High blood pressure and chronic kidney disease (CKD)
Monitoring blood pressure is an essential part of maintaining healthy kidneys. Keeping your blood pressure at prescribed levels is important in both preventing chronic kidney disease (CKD) and slowing its progression. If you have diabetes or proteinuria (protein in the urine), it is especially important to control your high blood pressure. Kidney disease hypertension is serious and requires your attention to achieve good control.
High blood pressure (or hypertension) is the second leading cause of CKD. If you have high blood pressure and it goes untreated, blood vessels throughout your body can be damaged. When your kidneys’ blood vessels are damaged, their ability to remove waste and excess fluids from your body is impaired and serious health issues can occur. In addition, the extra fluid in your blood can cause your blood pressure to go up even higher, creating a dangerous cycle. Increased blood pressure due to kidney changes is referred to as kidney disease hypertension
Diagnosing high blood pressure
There are no obvious symptoms of high blood pressure or hypertension, so it can go unnoticed and cause damage before it is diagnosed. That’s why it’s critical that you have your blood pressure checked regularly by your doctor. You can also learn to take your blood pressure at home or at your local pharmacy for more frequent readings. For the most accurate reading, blood pressure should be checked in a quiet room after you’ve been sitting still for at least five minutes.

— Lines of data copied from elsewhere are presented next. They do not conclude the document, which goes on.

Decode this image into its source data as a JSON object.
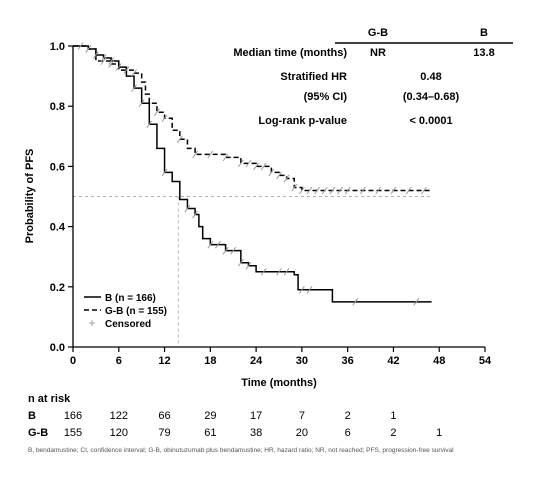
{
  "chart_data": {
    "type": "line",
    "xlabel": "Time (months)",
    "ylabel": "Probability of PFS",
    "xlim": [
      0,
      54
    ],
    "ylim": [
      0,
      1.0
    ],
    "xticks": [
      0,
      6,
      12,
      18,
      24,
      30,
      36,
      42,
      48,
      54
    ],
    "yticks": [
      0.0,
      0.2,
      0.4,
      0.6,
      0.8,
      1.0
    ],
    "tick_labels_y": [
      "0.0",
      "0.2",
      "0.4",
      "0.6",
      "0.8",
      "1.0"
    ],
    "reference_lines": {
      "y": 0.5,
      "x": 13.8
    },
    "series": [
      {
        "name": "B (n = 166)",
        "style": "solid",
        "points": [
          [
            0,
            1.0
          ],
          [
            2,
            0.99
          ],
          [
            3,
            0.97
          ],
          [
            4,
            0.96
          ],
          [
            5,
            0.95
          ],
          [
            6,
            0.93
          ],
          [
            7,
            0.9
          ],
          [
            8,
            0.86
          ],
          [
            9,
            0.81
          ],
          [
            10,
            0.74
          ],
          [
            11,
            0.66
          ],
          [
            12,
            0.58
          ],
          [
            13,
            0.55
          ],
          [
            14,
            0.49
          ],
          [
            15,
            0.46
          ],
          [
            16,
            0.44
          ],
          [
            16.5,
            0.4
          ],
          [
            17,
            0.36
          ],
          [
            18,
            0.34
          ],
          [
            20,
            0.32
          ],
          [
            22,
            0.28
          ],
          [
            23,
            0.27
          ],
          [
            24,
            0.25
          ],
          [
            29,
            0.24
          ],
          [
            29.5,
            0.19
          ],
          [
            34,
            0.19
          ],
          [
            34,
            0.15
          ],
          [
            47,
            0.15
          ]
        ],
        "censored_x": [
          2,
          3,
          4,
          5,
          6,
          8,
          9,
          10,
          12,
          15,
          16,
          18,
          19,
          20,
          21,
          22,
          23,
          25,
          27,
          28,
          30,
          31,
          37,
          45
        ]
      },
      {
        "name": "G-B (n = 155)",
        "style": "dashed",
        "points": [
          [
            0,
            1.0
          ],
          [
            2,
            0.99
          ],
          [
            3,
            0.95
          ],
          [
            5,
            0.94
          ],
          [
            6,
            0.92
          ],
          [
            8,
            0.91
          ],
          [
            9,
            0.88
          ],
          [
            9.5,
            0.84
          ],
          [
            10,
            0.81
          ],
          [
            11,
            0.78
          ],
          [
            12,
            0.76
          ],
          [
            13,
            0.72
          ],
          [
            14,
            0.69
          ],
          [
            15,
            0.66
          ],
          [
            16,
            0.64
          ],
          [
            20,
            0.63
          ],
          [
            22,
            0.61
          ],
          [
            24,
            0.6
          ],
          [
            26,
            0.58
          ],
          [
            27,
            0.57
          ],
          [
            28,
            0.56
          ],
          [
            29,
            0.53
          ],
          [
            30,
            0.52
          ],
          [
            47,
            0.52
          ]
        ],
        "censored_x": [
          1,
          2,
          4,
          5,
          7,
          8,
          11,
          12,
          14,
          16,
          18,
          20,
          22,
          23,
          24,
          25,
          26,
          27,
          28,
          29,
          30,
          31,
          32,
          33,
          34,
          35,
          36,
          38,
          40,
          42,
          44,
          46
        ]
      }
    ],
    "legend": {
      "placement": "bottom-left",
      "entries": [
        "B (n = 166)",
        "G-B (n = 155)",
        "Censored"
      ]
    },
    "stats_table": {
      "headers": [
        "G-B",
        "B"
      ],
      "rows": [
        {
          "label": "Median time (months)",
          "values": [
            "NR",
            "13.8"
          ]
        },
        {
          "label": "Stratified HR",
          "values": [
            "0.48"
          ]
        },
        {
          "label": "(95% CI)",
          "values": [
            "(0.34–0.68)"
          ]
        },
        {
          "label": "Log-rank p-value",
          "values": [
            "< 0.0001"
          ]
        }
      ]
    },
    "risk_table": {
      "title": "n at risk",
      "rows": [
        {
          "label": "B",
          "values": [
            "166",
            "122",
            "66",
            "29",
            "17",
            "7",
            "2",
            "1"
          ]
        },
        {
          "label": "G-B",
          "values": [
            "155",
            "120",
            "79",
            "61",
            "38",
            "20",
            "6",
            "2",
            "1"
          ]
        }
      ]
    },
    "footnote": "B, bendamustine; CI, confidence interval; G-B, obinutuzumab plus bendamustine; HR, hazard ratio; NR, not reached; PFS, progression-free survival"
  },
  "colors": {
    "line": "#000000",
    "censor": "#9a9a9a",
    "reference": "#b0b0b0"
  }
}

Normal blood pressure for adults is less than 120/80. If your reading is consistently at or above 140/90, you have Stage 1 hypertension which is an early phase of high blood pressure. If your blood pressure falls between normal and Stage 1, you are considered pre-hypertensive and should make lifestyle changes to lower your blood pressure to prevent kidney disease, as well as heart disease. If you have CKD, strive to keep your blood pressure at or below 130/80, according to the National Kidney Foundation.
Controlling high blood pressure
If you are hypertensive or pre-hypertensive, the following lifestyle guidelines can help you control your blood pressure.

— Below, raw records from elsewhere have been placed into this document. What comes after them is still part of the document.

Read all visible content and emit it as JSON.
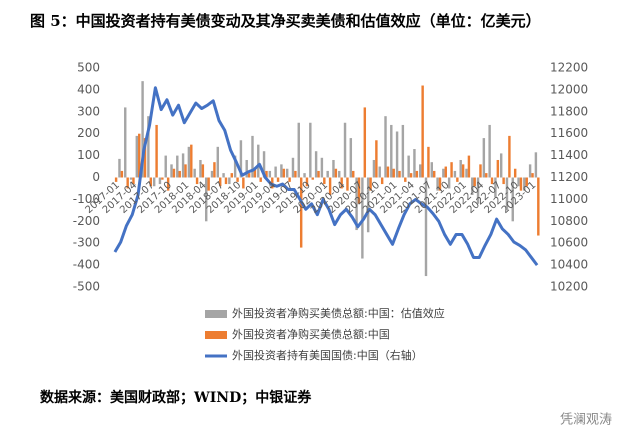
{
  "chart_data": {
    "type": "bar_line",
    "title": "图 5：中国投资者持有美债变动及其净买卖美债和估值效应（单位：亿美元）",
    "source": "数据来源：美国财政部；WIND；中银证券",
    "watermark": "凭澜观涛",
    "categories": [
      "2017-01",
      null,
      null,
      "2017-04",
      null,
      null,
      "2017-07",
      null,
      null,
      "2017-10",
      null,
      null,
      "2018-01",
      null,
      null,
      "2018-04",
      null,
      null,
      "2018-07",
      null,
      null,
      "2018-10",
      null,
      null,
      "2019-01",
      null,
      null,
      "2019-04",
      null,
      null,
      "2019-07",
      null,
      null,
      "2019-10",
      null,
      null,
      "2020-01",
      null,
      null,
      "2020-04",
      null,
      null,
      "2020-07",
      null,
      null,
      "2020-10",
      null,
      null,
      "2021-01",
      null,
      null,
      "2021-04",
      null,
      null,
      "2021-07",
      null,
      null,
      "2021-10",
      null,
      null,
      "2022-01",
      null,
      null,
      "2022-04",
      null,
      null,
      "2022-07",
      null,
      null,
      "2022-10",
      null,
      null,
      "2023-01",
      null
    ],
    "series": [
      {
        "name": "外国投资者净购买美债总额:中国：估值效应",
        "color": "#a5a5a5",
        "kind": "bar",
        "axis": "y",
        "values": [
          0,
          85,
          320,
          -10,
          190,
          440,
          280,
          -40,
          -30,
          100,
          60,
          100,
          110,
          140,
          40,
          80,
          -200,
          30,
          140,
          20,
          -30,
          100,
          170,
          80,
          190,
          150,
          120,
          30,
          50,
          60,
          40,
          90,
          250,
          20,
          250,
          120,
          90,
          30,
          80,
          30,
          250,
          180,
          -240,
          -370,
          -250,
          80,
          50,
          280,
          240,
          210,
          240,
          100,
          130,
          60,
          -450,
          70,
          -60,
          40,
          -50,
          30,
          80,
          40,
          -80,
          -120,
          180,
          240,
          -90,
          110,
          -150,
          -200,
          -40,
          -60,
          60,
          115
        ]
      },
      {
        "name": "外国投资者净购买美债总额:中国",
        "color": "#ed7d31",
        "kind": "bar",
        "axis": "y",
        "values": [
          -20,
          30,
          -50,
          -30,
          200,
          180,
          -40,
          240,
          -10,
          -60,
          40,
          30,
          60,
          150,
          -30,
          60,
          -60,
          70,
          -40,
          -30,
          20,
          -20,
          -50,
          20,
          40,
          -20,
          30,
          -50,
          -20,
          40,
          -20,
          30,
          -320,
          -40,
          -10,
          30,
          -30,
          -80,
          40,
          -50,
          -60,
          30,
          -120,
          320,
          -60,
          170,
          -30,
          50,
          40,
          30,
          -20,
          20,
          30,
          420,
          140,
          30,
          -60,
          50,
          70,
          -20,
          60,
          100,
          -40,
          60,
          20,
          -30,
          80,
          -30,
          190,
          40,
          -60,
          -40,
          20,
          -265
        ]
      },
      {
        "name": "外国投资者持有美国国债:中国（右轴）",
        "color": "#4472c4",
        "kind": "line",
        "axis": "y2",
        "values": [
          10520,
          10610,
          10760,
          10860,
          11040,
          11450,
          11680,
          12020,
          11820,
          11910,
          11770,
          11860,
          11700,
          11790,
          11880,
          11830,
          11860,
          11900,
          11720,
          11630,
          11450,
          11340,
          11220,
          11250,
          11270,
          11320,
          11200,
          11140,
          11120,
          11140,
          11090,
          11090,
          11000,
          10910,
          10960,
          10860,
          11000,
          10910,
          10770,
          10860,
          10910,
          10840,
          10750,
          10820,
          10910,
          10860,
          10770,
          10680,
          10590,
          10730,
          10860,
          10960,
          11000,
          10960,
          10930,
          10870,
          10800,
          10680,
          10590,
          10680,
          10680,
          10590,
          10470,
          10470,
          10580,
          10680,
          10820,
          10730,
          10680,
          10610,
          10580,
          10540,
          10470,
          10400
        ]
      }
    ],
    "ylim": [
      -500,
      500
    ],
    "yticks": [
      -500,
      -400,
      -300,
      -200,
      -100,
      0,
      100,
      200,
      300,
      400,
      500
    ],
    "y2lim": [
      10200,
      12200
    ],
    "y2ticks": [
      10200,
      10400,
      10600,
      10800,
      11000,
      11200,
      11400,
      11600,
      11800,
      12000,
      12200
    ],
    "grid": false,
    "legend": "bottom"
  }
}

- Maintain your weight at a level appropriate for you height.
- Eat fresh fruits and vegetables, whole grains and low-fat dairy foods (unless you are prescribed a diet).
- Limit your daily sodium intake to 2,000 milligrams.
- Exercise at a moderate level for 30 minutes almost every day.
- Avoid consuming too much alcohol. Men should have no more than two drinks per day, and women no more than one drink per day.
- Do not smoke.
Along with a healthy lifestyle, you may need medication to control your blood pressure. The most common types of blood pressure medications are diuretics, angiotensin-converting enzyme (ACE) inhibitors, angiotensin receptor blockers (ARBs), beta blockers and calcium channel blockers. Studies have shown that ACE inhibitors and ARBs protect the kidneys and slow the progression of chronic kidney disease. Diuretics, also known as water pills, help increase urination to get rid of excess fluid. You may need to take two or more blood pressure medications to keep your blood pressure at or below 130/80 if you have been diagnosed with kidney disease hypertension.
Preventing kidney failure when you have high blood pressure
High blood pressure is one of the leading causes of kidney failure, also called end stage renal disease (ESRD), or Stage 5 chronic kidney disease. People at this stage must either receive a kidney transplant or have regular blood-cleansing treatments called dialysis. To prevent kidney failure, it is important to take every measure to maintain your blood pressure at the recommended levels. It is necessary for you to learn all about your treatments, and work with your doctor and other health care practitioners to help you achieve your health goals.